- Traditional narratives insist that the fourth quarter is the most important time of the year for retailers.
- But just 26.73% of US retail sales occurred in the fourth quarter in 2016, and that number hasn’t exceeded 27.88% since 1992.
- Fourth-quarter retail myths persist because it’s the only time of the year when everyone’s gift-giving schedules align, so it feels like everyone is shopping more than they actually are.
The fourth quarter is the most important time of the year for retailers. And as traditional, brick-and-mortar-based companies struggle to pay down debt and adapt to innovative competitors like Amazon, the holiday season is their only break from the damage they absorb during the spring and summer.
At least, that’s what we’re told.
While traditional narratives would insist otherwise, it turns out that the fourth quarter is not much busier than the rest of the year for the retail industry. In fact, by some measures, its importance has declined over the past 25 years.
Retail sales are almost even throughout the year
In 2016, 26.73% of US retail sales occurred in the fourth quarter, down from 27.72% in 1992, 24 years prior.
And while that number has exceeded 25% in 23 of the past 24 years, it hasn’t risen above 27.88%. This means that, even as the internet and smartphones have revolutionised the way we shop, the seasonal timing of our purchases hasn’t changed much.
Since 1992, we’ve reallocated about 1% of our Q4 retail budgets, most of which has gone to the first quarter, where the percentage of annual retail sales has increased from 22.33% to 23.08%.
The rise of e-commerce hasn’t changed our seasonal spending distribution
What makes this fact more surprising is that since the US Census Bureau began tracking e-commerce, we’ve done about a third of our online shopping in the fourth quarter each year.
And while e-commerce is still a small percentage of total retail sales, it’s expanded at a rapid pace since 2000.
Given that e-commerce spending has increased most in the fourth quarter, it would be reasonable to expect a slight increase in the percentage of total, fourth-quarter retail sales.
But that hasn’t happened. In fact, some of the businesses that are most reliant on holiday spending have seen the largest negative trend in the percentage of annual sales that occur in the fourth quarter. GAFO stands for “general merchandise, apparel and accessories, furniture and other sales,” which includes many of the products we most often associate with holiday spending, like clothes, electronics, books, and greeting cards.
But in 2016, 28.86% of annual GAFO sales occurred in the fourth quarter, down 3.89% since 1992 and 1.99% since 2000.
This leads to a strange paradox: As e-commerce takes on a larger role in the retail industry, the businesses that receive the most attention during the holidays have become less reliant on fourth-quarter revenue.
Our fourth-quarter misconceptions are a matter of personal and cultural narratives
Why has this happened? And why do fourth-quarter myths persist? The answer to both has something to do with the narratives Americans receive and create around spending.
Americans are often most focused on spending during the holidays – when they have to buy gifts for more people than at any other time during the year – and are less focused during the rest of the year, when there isn’t a seasonal narrative to explain their spending.
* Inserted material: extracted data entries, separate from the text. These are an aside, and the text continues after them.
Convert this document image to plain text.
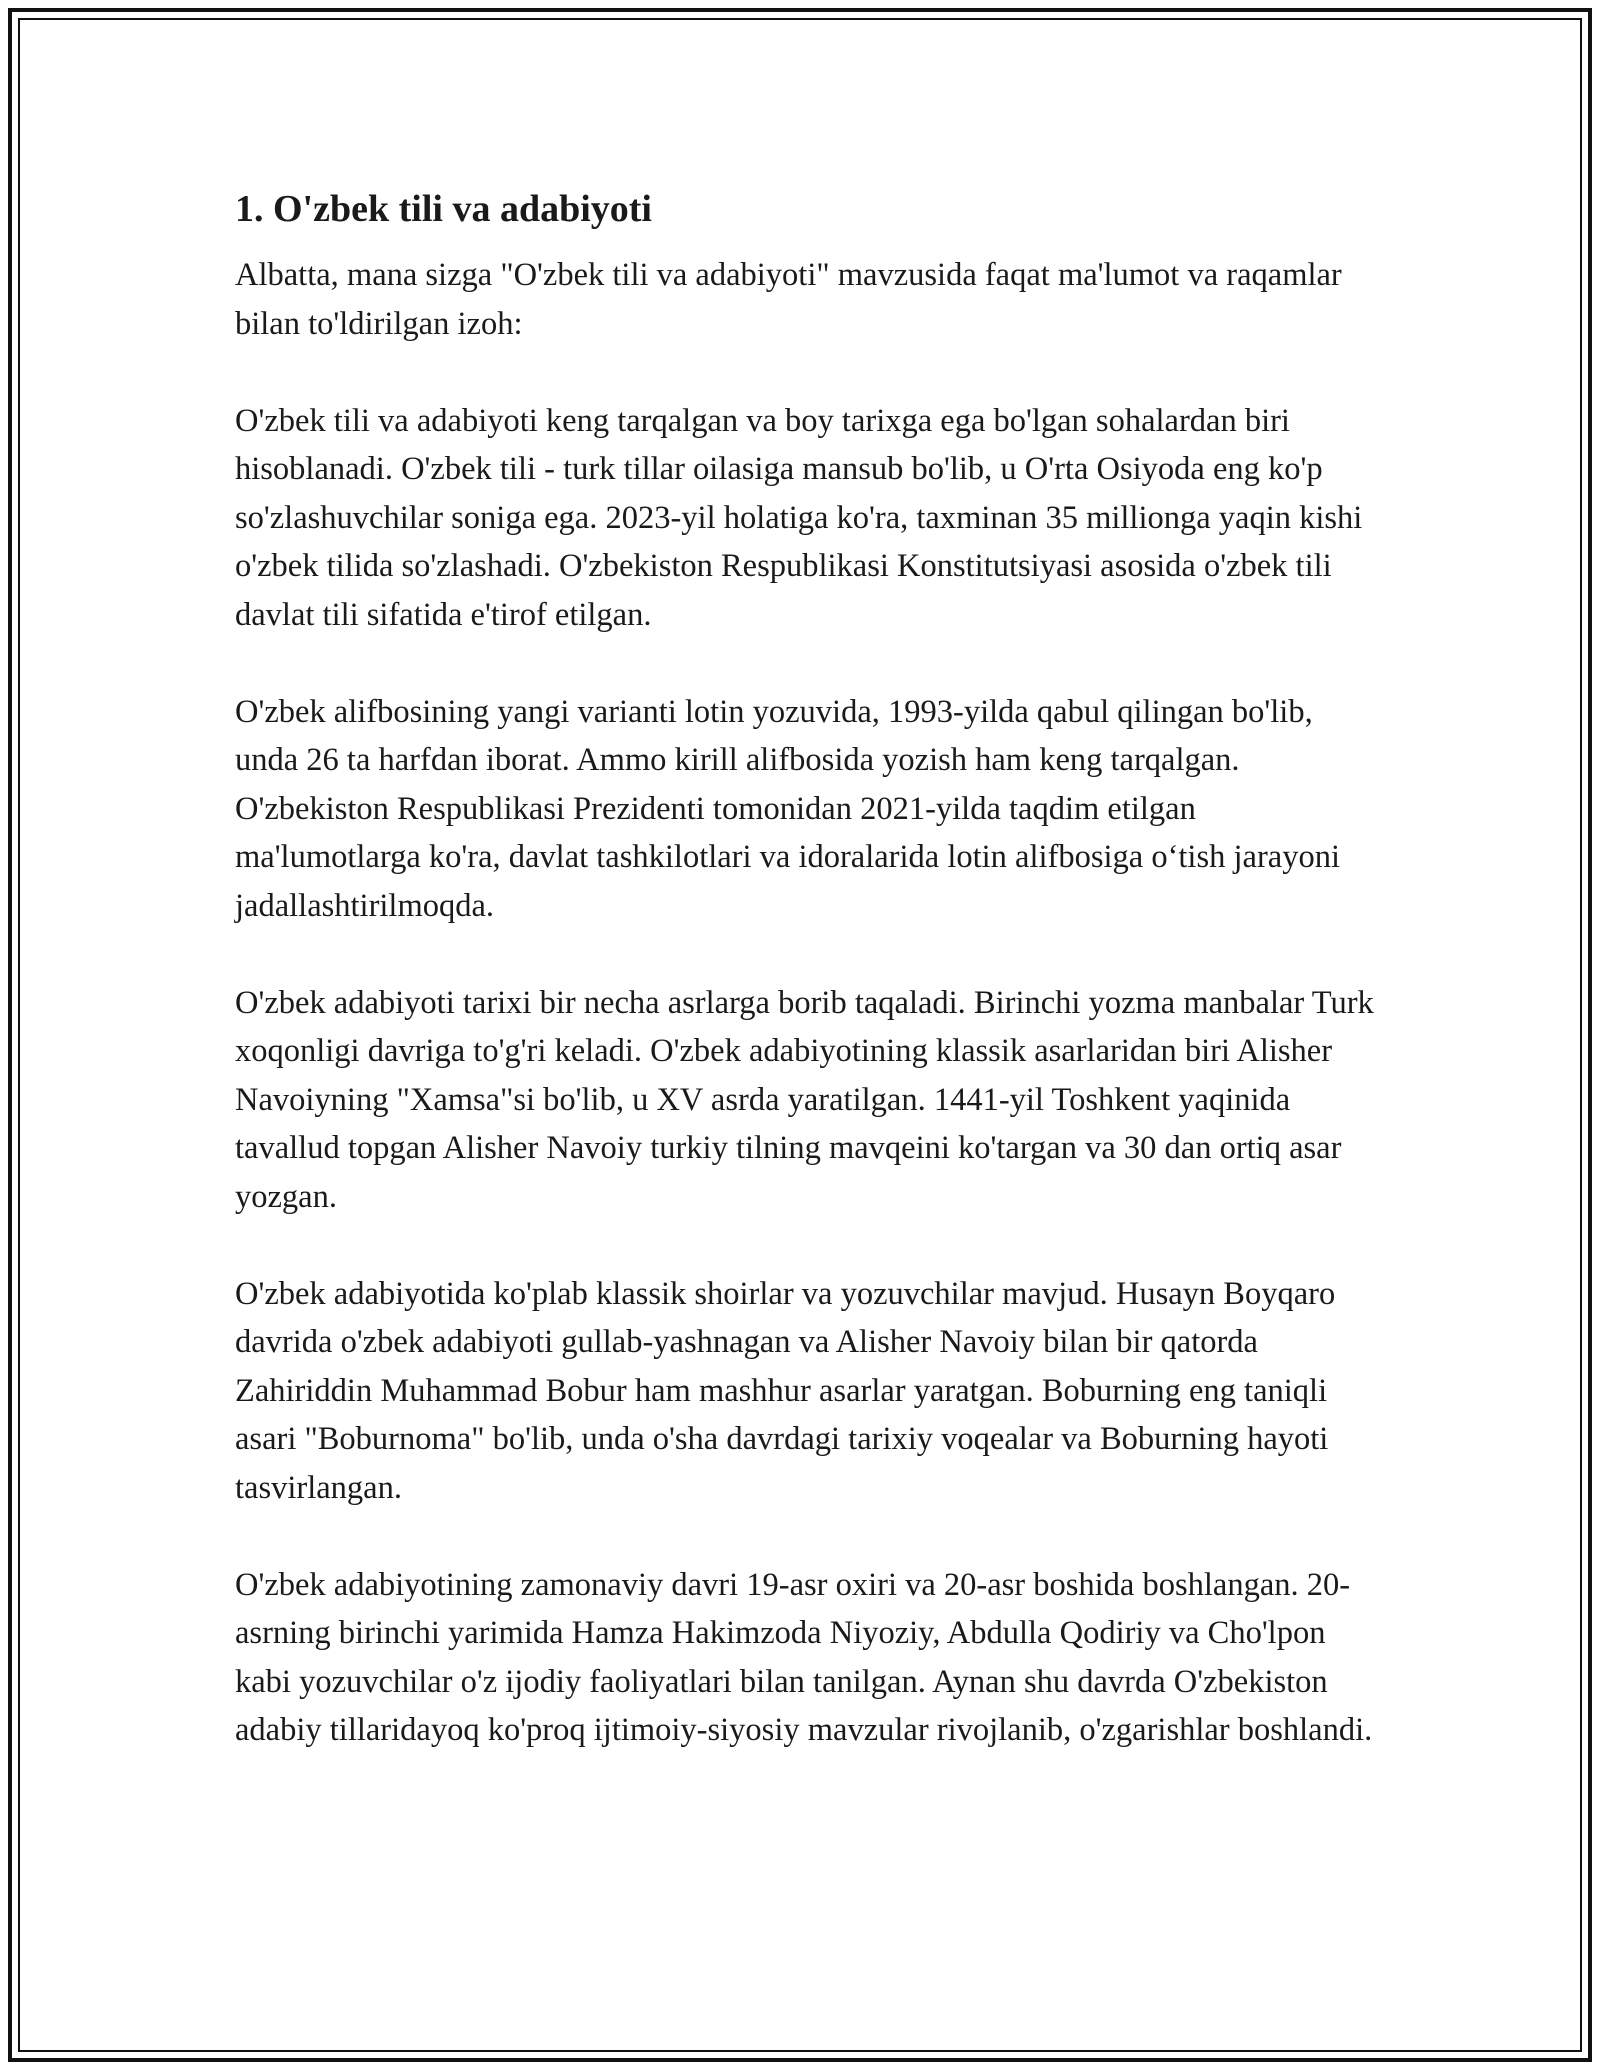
1. O'zbek tili va adabiyoti

Albatta, mana sizga "O'zbek tili va adabiyoti" mavzusida faqat ma'lumot va raqamlar bilan to'ldirilgan izoh:

O'zbek tili va adabiyoti keng tarqalgan va boy tarixga ega bo'lgan sohalardan biri hisoblanadi. O'zbek tili - turk tillar oilasiga mansub bo'lib, u O'rta Osiyoda eng ko'p so'zlashuvchilar soniga ega. 2023-yil holatiga ko'ra, taxminan 35 millionga yaqin kishi o'zbek tilida so'zlashadi. O'zbekiston Respublikasi Konstitutsiyasi asosida o'zbek tili davlat tili sifatida e'tirof etilgan.

O'zbek alifbosining yangi varianti lotin yozuvida, 1993-yilda qabul qilingan bo'lib, unda 26 ta harfdan iborat. Ammo kirill alifbosida yozish ham keng tarqalgan. O'zbekiston Respublikasi Prezidenti tomonidan 2021-yilda taqdim etilgan ma'lumotlarga ko'ra, davlat tashkilotlari va idoralarida lotin alifbosiga o‘tish jarayoni jadallashtirilmoqda.

O'zbek adabiyoti tarixi bir necha asrlarga borib taqaladi. Birinchi yozma manbalar Turk xoqonligi davriga to'g'ri keladi. O'zbek adabiyotining klassik asarlaridan biri Alisher Navoiyning "Xamsa"si bo'lib, u XV asrda yaratilgan. 1441-yil Toshkent yaqinida tavallud topgan Alisher Navoiy turkiy tilning mavqeini ko'targan va 30 dan ortiq asar yozgan.

O'zbek adabiyotida ko'plab klassik shoirlar va yozuvchilar mavjud. Husayn Boyqaro davrida o'zbek adabiyoti gullab-yashnagan va Alisher Navoiy bilan bir qatorda Zahiriddin Muhammad Bobur ham mashhur asarlar yaratgan. Boburning eng taniqli asari "Boburnoma" bo'lib, unda o'sha davrdagi tarixiy voqealar va Boburning hayoti tasvirlangan.

O'zbek adabiyotining zamonaviy davri 19-asr oxiri va 20-asr boshida boshlangan. 20-asrning birinchi yarimida Hamza Hakimzoda Niyoziy, Abdulla Qodiriy va Cho'lpon kabi yozuvchilar o'z ijodiy faoliyatlari bilan tanilgan. Aynan shu davrda O'zbekiston adabiy tillaridayoq ko'proq ijtimoiy-siyosiy mavzular rivojlanib, o'zgarishlar boshlandi.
From birthday and wedding gifts to household goods like toothpaste and soap, consumers spend plenty of money at retailers year-round. But they’re never made to believe these purchases have any specific, collective significance.
And given that retailers have trained consumers to buy everything on sale, they have been forced to offer discounts throughout the year. This means that shoppers don’t feel the need to wait to make big purchases the way they might have in the past. If you’re looking for a new, flat-screen TV, chances are you can find one at a significant discount within 10 minutes of searching online, no matter when you’re searching.
So why do many still think that shoppers do most of their retail spending during the fourth quarter? Because everyone is doing the same kind of spending at the same time. There are plenty of special occasions that require gifts throughout the year, but the fourth quarter is the only time when everyone’s gift-giving schedules are aligned. Families, friends, co-workers, and news providers can’t stop talking about all of the shopping you have to do between Thanksgiving and Christmas, so retail spending stays front-of-mind before, during, and after the holiday season.
Which means, that strain you start to feel on your wallet after summer ends? It’s all in your head.